PSet 12: Model-Free - SI420 Artificial Intelligence

(videos: Direct Evaluation and Temporal Difference)

Assume we have a policy for grid world that is actually optimal, $\pi=\pi^*$ , but our values are all 0. Compute $V^{\pi}$ estimates for (3,3) and (3,2) using Direct Evaluation. You observe the following four epochs, in (col,row) format, starting at (3,2) and alternating states and actions:
1. (3,2) N (3,3) E (4,3)
2. (3,2) N (3,3) E (3,3) E (4,3)
3. (3,2) N (4,2)
4. (3,2) N (3,3) E (4,3)
$\gamma = 0.9$
Same problem, but use TD learning. Start each training episode at (3,2), and run the same four epochs as shown above. Show your work. Update $V^{\pi}(s)$ for (3,2) and (3,3) as you go.

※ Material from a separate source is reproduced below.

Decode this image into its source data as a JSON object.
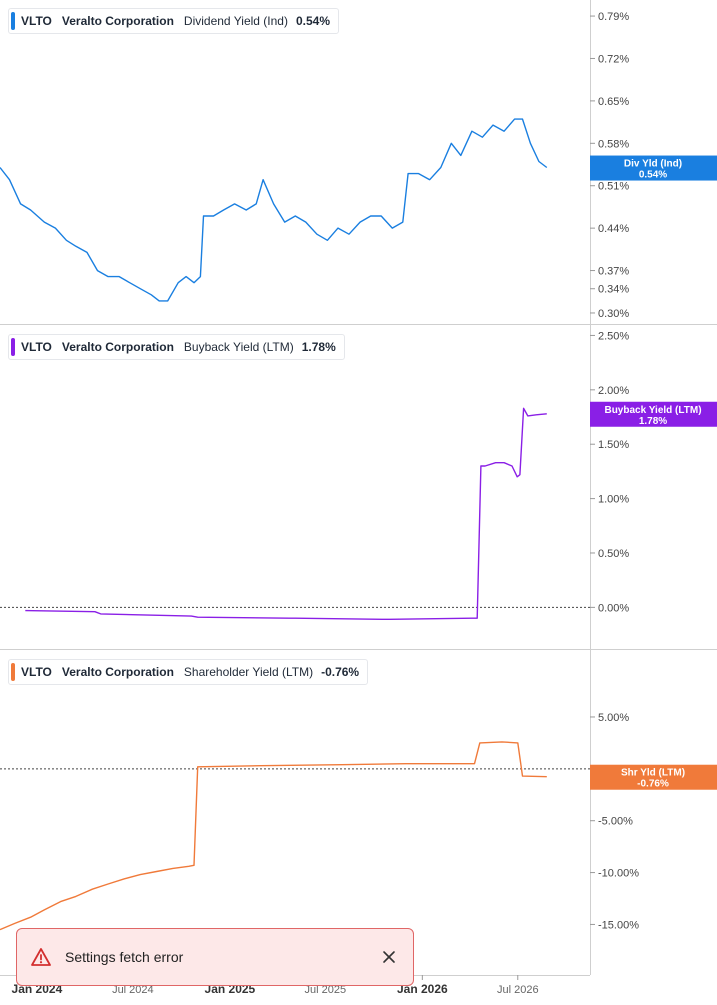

All states begin with $V^{\pi}(s)=0$ . Clearly show the final values after the 4 epochs.
$\gamma=0.9$ , $\alpha_i = \frac{1}{c_i}$
As a reminder of the update equation from the video and notes:
$V^\pi(s) \leftarrow V^\pi(s) + \alpha( R(s,a,s') + \gamma V^\pi(s') - V^\pi(s) )$
(1)